Does the existence of instantons imply non-trivial cohomology of spacetime?

First, the reasoning in the question about isomorphism classes of bundles is wrong, because the $\check{H}^1(M,G)$ from the linked math.SE post is not the cohomology of $M$ with coefficients in $G$, but actually the Čech cohomology of $M$ for the sheaf $\mathscr{G} : U\mapsto C^\infty(U,G)$.

However, this indeed has a relation to the cohomology of $M$ itself for $G = \mathrm{U}(1)$, via $$ 0 \to \mathbb{Z} \to \mathbb{R} \to \mathrm{U}(1) \to 0$$ which turns into $$ 0 \to C^\infty(U,\mathbb{Z})\to C^\infty(U,\mathbb{R}) \to C^\infty(U,\mathrm{U}(1))\to 0$$ since $C^\infty(M,-)$ is left exact and one may convince oneself that this particular sequence is still exact since the map $C^\infty(M,\mathbb{R})\to C^\infty(M,\mathrm{U}(1))$ works by just dividing $\mathbb{Z}$ out of $\mathbb{R}$. Considering this as a sheaf sequence $0\to \mathscr{Z}\to \mathscr{R} \to \mathscr{G} \to 0$, $\mathscr{Z} = \underline{\mathbb{Z}}$ for $\underline{\mathbb{Z}}$ the locally constant sheaf since $\mathbb{Z}$ is discrete, and the sheaf of smooth real-valued functions on a manifold is acyclic due to existence of partitions of unity, so taking the sheaf cohomology one gets $$ \dots \to 0 \to H^1(M,\mathscr{G}) \to H^2(M,\underline{\mathbb{Z}})\to 0 \to \dots$$ and thus $H^1(M,\mathscr{G}) = H^2(M,\underline{\mathbb{Z}}) = H^2(M,\mathbb{Z})$ where the last object is just the usual integral cohomology of $M$. Hence, $\mathrm{U}(1)$ bundles are indeed classified fully by their first Chern class which is physically the (magnetic!) flux through closed 2-cycles, and the existence of non-trivial $\mathrm{U}(1)$-bundles would imply non-trivial second cohomology of spacetime (or rather of one-point compactified spacetime $S^4$ since one should be able to talk about the field configuration "at infinty" and the bundle being framed at infinity). Indeed, since $H^2(S^4) = 0$, the existence of $\mathrm{U}(1)$-instantons would contradict the idea that spacetime is $\mathbb{R}^4$.

For general compact, connected $G$, it turns out the possible instantons are pretty much independent of the topology of $M$ because a generic instanton is localized around a point, as the BPST instanton construction shows - the instanton has a center, and one may indeed imagine the Chern-Simons form to be a "current" that flows out of that point, giving rise to a nontrivial $\int F\wedge F$.

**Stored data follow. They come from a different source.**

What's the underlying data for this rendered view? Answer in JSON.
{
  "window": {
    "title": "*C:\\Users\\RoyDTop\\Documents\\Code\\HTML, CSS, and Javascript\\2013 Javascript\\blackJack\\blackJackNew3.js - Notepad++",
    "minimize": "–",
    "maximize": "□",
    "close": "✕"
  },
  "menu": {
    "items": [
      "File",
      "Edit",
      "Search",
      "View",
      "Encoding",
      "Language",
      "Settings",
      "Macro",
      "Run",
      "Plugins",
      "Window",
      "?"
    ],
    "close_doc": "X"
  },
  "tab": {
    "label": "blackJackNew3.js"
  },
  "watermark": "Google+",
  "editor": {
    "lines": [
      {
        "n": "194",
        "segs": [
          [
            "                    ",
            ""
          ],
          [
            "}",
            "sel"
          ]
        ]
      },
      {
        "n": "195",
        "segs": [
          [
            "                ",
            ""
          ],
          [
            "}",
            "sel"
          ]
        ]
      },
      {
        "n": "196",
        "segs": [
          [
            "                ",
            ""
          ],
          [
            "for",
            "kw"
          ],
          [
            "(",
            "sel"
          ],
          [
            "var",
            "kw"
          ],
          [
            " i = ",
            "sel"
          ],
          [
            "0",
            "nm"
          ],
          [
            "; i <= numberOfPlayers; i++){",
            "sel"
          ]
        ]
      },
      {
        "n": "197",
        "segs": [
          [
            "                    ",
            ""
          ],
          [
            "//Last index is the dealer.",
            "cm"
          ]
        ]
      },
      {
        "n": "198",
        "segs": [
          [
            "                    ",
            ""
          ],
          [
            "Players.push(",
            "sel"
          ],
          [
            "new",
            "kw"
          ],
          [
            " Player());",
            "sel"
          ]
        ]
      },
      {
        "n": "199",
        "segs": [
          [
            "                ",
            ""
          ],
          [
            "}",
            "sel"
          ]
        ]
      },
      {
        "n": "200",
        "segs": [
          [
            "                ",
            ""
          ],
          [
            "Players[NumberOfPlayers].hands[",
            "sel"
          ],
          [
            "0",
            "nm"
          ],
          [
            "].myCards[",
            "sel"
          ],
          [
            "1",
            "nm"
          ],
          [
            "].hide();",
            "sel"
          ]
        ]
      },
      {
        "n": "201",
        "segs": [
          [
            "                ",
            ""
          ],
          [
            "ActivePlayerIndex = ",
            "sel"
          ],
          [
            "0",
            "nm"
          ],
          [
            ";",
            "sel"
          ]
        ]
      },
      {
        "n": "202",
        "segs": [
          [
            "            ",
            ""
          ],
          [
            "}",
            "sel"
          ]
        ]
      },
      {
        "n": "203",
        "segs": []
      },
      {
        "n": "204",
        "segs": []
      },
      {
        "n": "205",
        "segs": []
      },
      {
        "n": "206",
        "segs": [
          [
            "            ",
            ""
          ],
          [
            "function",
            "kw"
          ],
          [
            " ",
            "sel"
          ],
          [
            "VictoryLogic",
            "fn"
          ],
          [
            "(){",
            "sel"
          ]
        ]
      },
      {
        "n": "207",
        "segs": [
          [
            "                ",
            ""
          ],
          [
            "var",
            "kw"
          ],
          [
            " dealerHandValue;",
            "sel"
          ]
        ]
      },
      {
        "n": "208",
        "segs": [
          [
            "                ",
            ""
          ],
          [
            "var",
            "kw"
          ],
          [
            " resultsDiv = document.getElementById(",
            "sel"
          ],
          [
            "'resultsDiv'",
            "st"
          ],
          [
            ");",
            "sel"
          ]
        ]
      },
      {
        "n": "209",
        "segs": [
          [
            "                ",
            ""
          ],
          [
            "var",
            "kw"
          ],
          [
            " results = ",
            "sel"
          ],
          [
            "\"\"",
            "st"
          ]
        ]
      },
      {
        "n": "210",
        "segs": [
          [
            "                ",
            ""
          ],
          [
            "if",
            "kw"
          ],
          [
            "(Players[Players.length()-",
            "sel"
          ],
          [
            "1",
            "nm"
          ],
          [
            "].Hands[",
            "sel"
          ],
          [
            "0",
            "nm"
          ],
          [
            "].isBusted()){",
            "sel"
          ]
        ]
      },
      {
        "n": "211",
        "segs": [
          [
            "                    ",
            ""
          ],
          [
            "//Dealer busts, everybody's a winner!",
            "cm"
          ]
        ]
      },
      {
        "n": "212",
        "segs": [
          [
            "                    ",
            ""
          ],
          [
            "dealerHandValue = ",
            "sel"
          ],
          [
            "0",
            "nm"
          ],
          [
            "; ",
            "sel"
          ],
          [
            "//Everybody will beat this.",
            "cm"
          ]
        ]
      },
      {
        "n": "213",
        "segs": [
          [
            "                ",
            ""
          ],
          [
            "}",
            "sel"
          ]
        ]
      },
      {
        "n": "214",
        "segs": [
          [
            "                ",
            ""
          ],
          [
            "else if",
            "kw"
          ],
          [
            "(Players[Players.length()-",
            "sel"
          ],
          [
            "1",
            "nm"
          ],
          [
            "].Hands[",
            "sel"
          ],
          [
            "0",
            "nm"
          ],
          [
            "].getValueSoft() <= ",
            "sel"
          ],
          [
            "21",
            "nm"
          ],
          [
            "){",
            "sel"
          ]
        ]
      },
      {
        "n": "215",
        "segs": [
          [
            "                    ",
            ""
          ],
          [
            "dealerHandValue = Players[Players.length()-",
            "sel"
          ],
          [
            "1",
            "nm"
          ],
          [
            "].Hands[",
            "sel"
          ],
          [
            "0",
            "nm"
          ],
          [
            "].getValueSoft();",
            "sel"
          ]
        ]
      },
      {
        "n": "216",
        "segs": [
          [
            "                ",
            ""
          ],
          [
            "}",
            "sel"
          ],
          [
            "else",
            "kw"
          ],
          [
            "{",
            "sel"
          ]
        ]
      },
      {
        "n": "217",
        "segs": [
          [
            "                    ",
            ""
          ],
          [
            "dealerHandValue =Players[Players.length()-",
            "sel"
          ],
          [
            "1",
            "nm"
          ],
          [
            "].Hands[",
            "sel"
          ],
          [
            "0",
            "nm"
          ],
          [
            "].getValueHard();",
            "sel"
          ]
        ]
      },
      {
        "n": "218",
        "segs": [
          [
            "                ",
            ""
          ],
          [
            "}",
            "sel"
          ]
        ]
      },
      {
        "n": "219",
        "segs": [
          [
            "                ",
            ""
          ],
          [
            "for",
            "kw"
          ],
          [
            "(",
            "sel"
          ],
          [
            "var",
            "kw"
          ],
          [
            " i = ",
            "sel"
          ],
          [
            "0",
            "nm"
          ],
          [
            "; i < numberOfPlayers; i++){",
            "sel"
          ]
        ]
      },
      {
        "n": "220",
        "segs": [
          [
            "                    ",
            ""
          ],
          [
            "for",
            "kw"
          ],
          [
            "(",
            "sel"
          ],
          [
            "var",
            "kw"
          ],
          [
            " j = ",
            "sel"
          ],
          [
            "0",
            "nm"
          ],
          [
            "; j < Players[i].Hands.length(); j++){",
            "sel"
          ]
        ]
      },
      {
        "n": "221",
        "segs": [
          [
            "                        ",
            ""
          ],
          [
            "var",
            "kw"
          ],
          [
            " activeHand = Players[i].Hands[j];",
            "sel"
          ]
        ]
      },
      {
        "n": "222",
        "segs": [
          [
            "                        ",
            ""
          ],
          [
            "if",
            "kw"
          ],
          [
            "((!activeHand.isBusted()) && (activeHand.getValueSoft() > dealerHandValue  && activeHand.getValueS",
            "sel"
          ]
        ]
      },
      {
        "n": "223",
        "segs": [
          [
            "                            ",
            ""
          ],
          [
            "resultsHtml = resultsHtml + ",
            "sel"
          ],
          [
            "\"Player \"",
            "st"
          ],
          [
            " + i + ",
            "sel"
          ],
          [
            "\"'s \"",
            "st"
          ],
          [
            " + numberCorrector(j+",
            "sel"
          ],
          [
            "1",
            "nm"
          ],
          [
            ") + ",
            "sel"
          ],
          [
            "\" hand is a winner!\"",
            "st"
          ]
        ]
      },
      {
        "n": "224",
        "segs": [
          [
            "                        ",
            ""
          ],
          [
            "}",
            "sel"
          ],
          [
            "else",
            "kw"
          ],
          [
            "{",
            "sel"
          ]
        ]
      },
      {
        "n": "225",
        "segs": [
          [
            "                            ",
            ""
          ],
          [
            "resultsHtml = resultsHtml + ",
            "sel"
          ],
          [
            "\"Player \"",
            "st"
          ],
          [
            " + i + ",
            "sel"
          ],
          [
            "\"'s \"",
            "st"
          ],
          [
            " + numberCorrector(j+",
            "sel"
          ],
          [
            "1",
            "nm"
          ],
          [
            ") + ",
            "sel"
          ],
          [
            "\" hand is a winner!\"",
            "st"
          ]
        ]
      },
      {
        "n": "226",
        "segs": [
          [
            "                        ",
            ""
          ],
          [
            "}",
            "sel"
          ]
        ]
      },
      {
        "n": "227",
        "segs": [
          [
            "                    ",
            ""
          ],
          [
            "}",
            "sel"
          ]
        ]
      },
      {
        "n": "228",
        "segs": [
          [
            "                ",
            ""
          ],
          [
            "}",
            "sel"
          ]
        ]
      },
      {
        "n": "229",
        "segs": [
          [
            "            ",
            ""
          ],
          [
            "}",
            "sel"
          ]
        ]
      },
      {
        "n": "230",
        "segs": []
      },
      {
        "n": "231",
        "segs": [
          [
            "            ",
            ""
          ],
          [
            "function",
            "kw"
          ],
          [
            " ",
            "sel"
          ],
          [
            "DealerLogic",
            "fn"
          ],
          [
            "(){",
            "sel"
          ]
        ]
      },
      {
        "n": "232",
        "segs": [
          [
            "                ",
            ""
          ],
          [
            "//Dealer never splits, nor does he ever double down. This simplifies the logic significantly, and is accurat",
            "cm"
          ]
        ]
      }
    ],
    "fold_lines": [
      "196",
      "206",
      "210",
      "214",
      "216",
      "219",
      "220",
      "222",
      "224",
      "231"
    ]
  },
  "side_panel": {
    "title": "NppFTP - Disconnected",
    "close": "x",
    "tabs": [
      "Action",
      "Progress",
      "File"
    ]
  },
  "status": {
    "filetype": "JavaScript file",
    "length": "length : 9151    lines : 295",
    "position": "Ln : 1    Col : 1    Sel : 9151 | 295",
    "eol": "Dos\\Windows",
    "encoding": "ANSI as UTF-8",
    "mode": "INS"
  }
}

Topologically, one may understand this by imagining $S^4$, and giving a bundle by giving the gauge fields on the two hemisphere, gluing by specifying a gauge transformation on the overlap of the two, which can be shrunk to $S^3$, i.e. the bundle is given by a map $S^3\to G$, and the homotopy classes of such maps are the third homotopy group $\pi_3(G)$, which is $\mathbb{Z}$ for semi-simple compact $G$. Since the "equator" can be freely moved around the $S^4$, or even shrunk arbitrarily close to a point, this construction does not in fact depend of the global properties of $S^4$, it can be done "around a point".

Thus, instantons in general do not tell us anything about the topology of spacetime.


This answer has been guided by the PhysicsOverflow answer to the same question.